Overview
Usually, economists look at a market and ask “What happens?” Mechanism Design asks “What do we want to happen, and how do we write the rules to make it happen?” It is “Reverse Game Theory.” It is the engineering side of economics.
Core Idea
The core idea is Incentive Compatibility. Designing a game where the best strategy for the player is to tell the truth and do what the designer wants.
Formal Definition
The art of designing rules of a game to achieve a specific outcome, even when players are self-interested and have private information.
Intuition
- Cake Cutting: You want two kids to share a cake fairly.
- Bad Rule: Mom cuts it. (Kids complain).
- Mechanism: “I cut, You choose.”
- Result: The first kid cuts the cake perfectly in half, because he knows the second kid will take the bigger piece. Fairness is achieved through selfish incentives.
Examples
- Auctions: How do you sell a painting for the highest price?
- English Auction: Ascending bids.
- Vickrey Auction (Second-Price Sealed-Bid): Everyone writes down a bid. The highest bidder wins, but pays the second highest price. This forces people to bid exactly what they think the item is worth (Truth-telling).
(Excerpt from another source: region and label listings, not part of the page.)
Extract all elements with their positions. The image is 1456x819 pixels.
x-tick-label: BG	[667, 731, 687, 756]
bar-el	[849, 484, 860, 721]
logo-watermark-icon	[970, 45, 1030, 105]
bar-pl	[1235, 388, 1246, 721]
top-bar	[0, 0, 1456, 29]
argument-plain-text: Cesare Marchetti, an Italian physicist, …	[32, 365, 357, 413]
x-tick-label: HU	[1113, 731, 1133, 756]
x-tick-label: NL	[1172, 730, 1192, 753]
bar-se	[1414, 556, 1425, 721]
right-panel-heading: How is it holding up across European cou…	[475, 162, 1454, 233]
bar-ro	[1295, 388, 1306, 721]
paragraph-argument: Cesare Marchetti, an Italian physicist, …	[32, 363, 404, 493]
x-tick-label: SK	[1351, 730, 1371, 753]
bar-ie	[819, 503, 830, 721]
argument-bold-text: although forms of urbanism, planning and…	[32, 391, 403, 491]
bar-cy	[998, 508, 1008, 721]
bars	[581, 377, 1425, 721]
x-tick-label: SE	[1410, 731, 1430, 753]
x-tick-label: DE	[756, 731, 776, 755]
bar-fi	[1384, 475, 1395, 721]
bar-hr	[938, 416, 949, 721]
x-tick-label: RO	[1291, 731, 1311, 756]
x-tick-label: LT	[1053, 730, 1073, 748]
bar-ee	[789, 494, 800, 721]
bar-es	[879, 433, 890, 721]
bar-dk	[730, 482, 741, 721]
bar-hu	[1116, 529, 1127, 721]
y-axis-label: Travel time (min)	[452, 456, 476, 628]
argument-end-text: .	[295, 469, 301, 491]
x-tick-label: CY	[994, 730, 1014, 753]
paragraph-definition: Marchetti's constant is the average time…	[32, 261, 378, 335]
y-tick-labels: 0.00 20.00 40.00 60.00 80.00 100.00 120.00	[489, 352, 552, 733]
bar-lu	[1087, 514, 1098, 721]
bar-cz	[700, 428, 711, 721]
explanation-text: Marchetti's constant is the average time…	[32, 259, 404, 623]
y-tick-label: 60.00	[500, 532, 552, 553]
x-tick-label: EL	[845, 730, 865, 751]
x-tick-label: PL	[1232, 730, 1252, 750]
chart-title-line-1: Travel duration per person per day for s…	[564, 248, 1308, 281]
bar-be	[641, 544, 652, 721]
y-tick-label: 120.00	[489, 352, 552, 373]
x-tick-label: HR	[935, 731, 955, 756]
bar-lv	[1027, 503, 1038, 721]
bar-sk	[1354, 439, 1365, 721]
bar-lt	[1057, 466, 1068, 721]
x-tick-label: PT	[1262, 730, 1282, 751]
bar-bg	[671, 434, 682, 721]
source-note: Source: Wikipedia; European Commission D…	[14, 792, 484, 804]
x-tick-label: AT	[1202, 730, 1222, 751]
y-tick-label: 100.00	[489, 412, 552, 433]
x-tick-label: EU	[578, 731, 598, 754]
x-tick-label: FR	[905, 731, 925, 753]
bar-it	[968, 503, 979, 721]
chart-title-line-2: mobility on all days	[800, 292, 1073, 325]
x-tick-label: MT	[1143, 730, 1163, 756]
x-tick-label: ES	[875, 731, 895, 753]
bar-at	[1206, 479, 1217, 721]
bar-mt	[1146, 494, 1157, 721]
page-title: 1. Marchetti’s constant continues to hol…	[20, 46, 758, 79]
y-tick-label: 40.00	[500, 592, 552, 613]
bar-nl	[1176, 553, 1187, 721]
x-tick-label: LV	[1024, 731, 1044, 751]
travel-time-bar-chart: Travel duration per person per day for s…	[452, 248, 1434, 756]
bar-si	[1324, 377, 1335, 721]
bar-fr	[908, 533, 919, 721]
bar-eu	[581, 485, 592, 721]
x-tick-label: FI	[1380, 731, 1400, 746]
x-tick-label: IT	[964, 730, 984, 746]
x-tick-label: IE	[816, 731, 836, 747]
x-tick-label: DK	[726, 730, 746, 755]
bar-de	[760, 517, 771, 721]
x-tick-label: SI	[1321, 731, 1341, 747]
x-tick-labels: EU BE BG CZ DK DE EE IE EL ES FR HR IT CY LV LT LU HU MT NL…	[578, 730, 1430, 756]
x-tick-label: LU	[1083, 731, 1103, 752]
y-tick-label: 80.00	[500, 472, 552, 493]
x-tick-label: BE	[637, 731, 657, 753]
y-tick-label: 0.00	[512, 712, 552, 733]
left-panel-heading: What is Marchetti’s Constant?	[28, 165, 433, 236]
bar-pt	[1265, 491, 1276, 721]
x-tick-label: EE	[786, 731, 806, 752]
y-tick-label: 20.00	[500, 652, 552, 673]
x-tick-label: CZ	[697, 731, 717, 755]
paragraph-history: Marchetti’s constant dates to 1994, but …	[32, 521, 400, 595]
- Kidney Exchange: People want to donate kidneys to their spouses, but blood types don’t match. Al Roth designed a mechanism to swap donors. “I give to your wife, you give to my husband.” It saved thousands of lives.
Common Misconceptions
- It’s just for money: It’s used for voting systems, school choice (assigning kids to public schools), and organ donations.
Related Concepts
- The Revelation Principle: Any outcome that can be achieved by a complex game can also be achieved by a simple game where everyone tells the truth.
Applications
- Google AdSense: The auction that runs every time you load a webpage. Advertisers bid for your attention in milliseconds. It is a masterpiece of mechanism design.
Criticism / Limitations
- Complexity: Real people are confusing. A mechanism that works on paper might fail if people don’t understand the rules.
Further Reading
- Roth, Alvin. Who Gets What — and Why.